Pickax really needed a new hotel. The “New Pickax Hotel,” built in 1935, was described as gloomy but clean, and had a terrible restaurant, but a bomb exploding in one of the room really made the new hotel necessary.
James Mackintosh Qwilleran, ailurophile, popular newspaper columnist, and richest man in Moose County, is impressed with the new Mackintosh Inn, inside and out when he is given a private tour before the official opening. But he is amazed at the portrait of his late mother, Anne Mackintosh Qwilleran that was commissioned for the new inn.
The most influential citizens of Moose County attend the reception at the new inn, and everyone is impressed with the new facility, and also with the food prepared by the new chef.
The first guest to stay at the new inn buys good pieces of jewelry from people who need the money more than their baubles. After buying the jewelry he either passes the pieces on to his associates so they can fashion the gems and precious metals into new jewelry, or sells them to other customers. All transactions are cash only. Everything is going quite well until the jeweler is found suffocated by a pillow in the bed of the presidential suite.
And the desk clerk who had the night shift suddenly disappears. The timing seemed strange because the young man had been abandoned as a baby and found by Police Chief Andrew Brodie while he was working for the sheriff’s department years earlier.
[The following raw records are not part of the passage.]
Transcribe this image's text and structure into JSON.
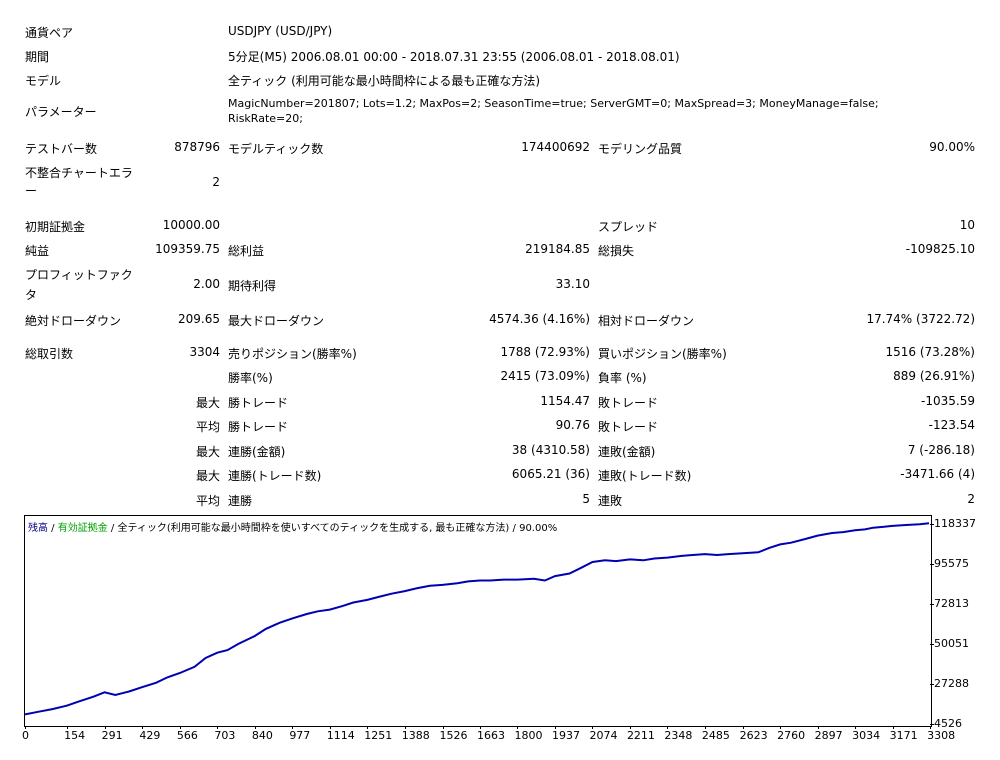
{
  "report": {
    "rows": [
      {
        "label": "通貨ペア",
        "value": "USDJPY (USD/JPY)"
      },
      {
        "label": "期間",
        "value": "5分足(M5) 2006.08.01 00:00 - 2018.07.31 23:55 (2006.08.01 - 2018.08.01)"
      },
      {
        "label": "モデル",
        "value": "全ティック (利用可能な最小時間枠による最も正確な方法)"
      },
      {
        "label": "パラメーター",
        "value_line1": "MagicNumber=201807; Lots=1.2; MaxPos=2; SeasonTime=true; ServerGMT=0; MaxSpread=3; MoneyManage=false;",
        "value_line2": "RiskRate=20;"
      }
    ],
    "bars": {
      "label": "テストバー数",
      "value": "878796"
    },
    "ticks": {
      "label": "モデルティック数",
      "value": "174400692"
    },
    "quality": {
      "label": "モデリング品質",
      "value": "90.00%"
    },
    "mismatch": {
      "label_line1": "不整合チャートエラ",
      "label_line2": "ー",
      "value": "2"
    },
    "deposit": {
      "label": "初期証拠金",
      "value": "10000.00"
    },
    "spread": {
      "label": "スプレッド",
      "value": "10"
    },
    "net_profit": {
      "label": "純益",
      "value": "109359.75"
    },
    "gross_profit": {
      "label": "総利益",
      "value": "219184.85"
    },
    "gross_loss": {
      "label": "総損失",
      "value": "-109825.10"
    },
    "profit_factor": {
      "label_line1": "プロフィットファク",
      "label_line2": "タ",
      "value": "2.00"
    },
    "expected_payoff": {
      "label": "期待利得",
      "value": "33.10"
    },
    "abs_dd": {
      "label": "絶対ドローダウン",
      "value": "209.65"
    },
    "max_dd": {
      "label": "最大ドローダウン",
      "value": "4574.36 (4.16%)"
    },
    "rel_dd": {
      "label": "相対ドローダウン",
      "value": "17.74% (3722.72)"
    },
    "total_trades": {
      "label": "総取引数",
      "value": "3304"
    },
    "short": {
      "label": "売りポジション(勝率%)",
      "value": "1788 (72.93%)"
    },
    "long": {
      "label": "買いポジション(勝率%)",
      "value": "1516 (73.28%)"
    },
    "win_rate": {
      "label": "勝率(%)",
      "value": "2415 (73.09%)"
    },
    "loss_rate": {
      "label": "負率 (%)",
      "value": "889 (26.91%)"
    },
    "max_win": {
      "prefix": "最大",
      "label": "勝トレード",
      "value": "1154.47"
    },
    "max_loss": {
      "label": "敗トレード",
      "value": "-1035.59"
    },
    "avg_win": {
      "prefix": "平均",
      "label": "勝トレード",
      "value": "90.76"
    },
    "avg_loss": {
      "label": "敗トレード",
      "value": "-123.54"
    },
    "max_cons_wins_amt": {
      "prefix": "最大",
      "label": "連勝(金額)",
      "value": "38 (4310.58)"
    },
    "max_cons_loss_amt": {
      "label": "連敗(金額)",
      "value": "7 (-286.18)"
    },
    "max_cons_wins_cnt": {
      "prefix": "最大",
      "label": "連勝(トレード数)",
      "value": "6065.21 (36)"
    },
    "max_cons_loss_cnt": {
      "label": "連敗(トレード数)",
      "value": "-3471.66 (4)"
    },
    "avg_cons_wins": {
      "prefix": "平均",
      "label": "連勝",
      "value": "5"
    },
    "avg_cons_loss": {
      "label": "連敗",
      "value": "2"
    }
  },
  "chart_data": {
    "type": "line",
    "header": {
      "series1": "残高",
      "sep1": " / ",
      "series2": "有効証拠金",
      "sep2": " / ",
      "model": "全ティック(利用可能な最小時間枠を使いすべてのティックを生成する, 最も正確な方法)",
      "sep3": " / ",
      "quality": "90.00%"
    },
    "colors": {
      "balance": "#0000b4",
      "equity": "#00a000",
      "header": "#000080",
      "grid": "#c0c0c0"
    },
    "xlim": [
      0,
      3304
    ],
    "ylim": [
      4526,
      121500
    ],
    "x_ticks": [
      0,
      154,
      291,
      429,
      566,
      703,
      840,
      977,
      1114,
      1251,
      1388,
      1526,
      1663,
      1800,
      1937,
      2074,
      2211,
      2348,
      2485,
      2623,
      2760,
      2897,
      3034,
      3171,
      3308
    ],
    "y_ticks": [
      4526,
      27288,
      50051,
      72813,
      95575,
      118337
    ],
    "series": [
      {
        "name": "残高",
        "x": [
          0,
          50,
          100,
          154,
          200,
          250,
          291,
          330,
          380,
          429,
          480,
          520,
          566,
          620,
          660,
          703,
          740,
          780,
          840,
          880,
          930,
          977,
          1030,
          1070,
          1114,
          1160,
          1200,
          1251,
          1300,
          1340,
          1388,
          1430,
          1480,
          1526,
          1580,
          1620,
          1663,
          1700,
          1750,
          1800,
          1860,
          1900,
          1937,
          1990,
          2030,
          2074,
          2120,
          2160,
          2211,
          2260,
          2300,
          2348,
          2400,
          2440,
          2485,
          2530,
          2570,
          2623,
          2680,
          2720,
          2760,
          2800,
          2850,
          2897,
          2950,
          2990,
          3034,
          3070,
          3100,
          3140,
          3171,
          3220,
          3270,
          3304
        ],
        "y": [
          10000,
          11500,
          13000,
          15000,
          17500,
          20000,
          22500,
          21000,
          23000,
          25500,
          28000,
          31000,
          33500,
          37000,
          42000,
          45000,
          46500,
          50000,
          54500,
          58500,
          62000,
          64500,
          67000,
          68500,
          69500,
          71500,
          73500,
          75000,
          77000,
          78500,
          80000,
          81500,
          83000,
          83500,
          84500,
          85500,
          86000,
          86000,
          86500,
          86500,
          87000,
          86000,
          88500,
          90000,
          93000,
          96500,
          97500,
          97000,
          98000,
          97500,
          98500,
          99000,
          100000,
          100500,
          101000,
          100500,
          101000,
          101500,
          102000,
          104500,
          106500,
          107500,
          109500,
          111500,
          113000,
          113500,
          114500,
          115000,
          116000,
          116500,
          117000,
          117500,
          118000,
          118500
        ]
      }
    ]
  }
}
Boze Campbell had just won first place in tossing the caber at a tri-county Scottish fair, and was now a local hero.
Back at the barn, Qwill’s Siamese cats, Koko and Yum Yum cover the remodeled apple barn where they live with Qwill with paper towels. Koko knocks a copy of Oedipus Rex off the bookshelf, breaks into the new penny bowl, and does a few other things to help Qwill see things from a slightly different perspective, and figure out who the killer is.
Qwill also learns more about his own background. Osmond Hasselrich, an outstanding country lawyer, dies. On his deathbed he asks his junior partner to give Qwill a folder containing letters from Qwill’s late mother to her dear friend Fanny Klingenschoen. Qwill gets a glimpse of his mother as a young woman, and comes to understand why the woman he grew up calling “Aunt Fanny” would leave him the fortune that made him the richest man in the Northeastern Central United States. Qwill also learns from the letters how his parents met, fell in love, eloped, and why he never met his grandparents. He also learns some details about the father who died before he was born that are terribly disturbing.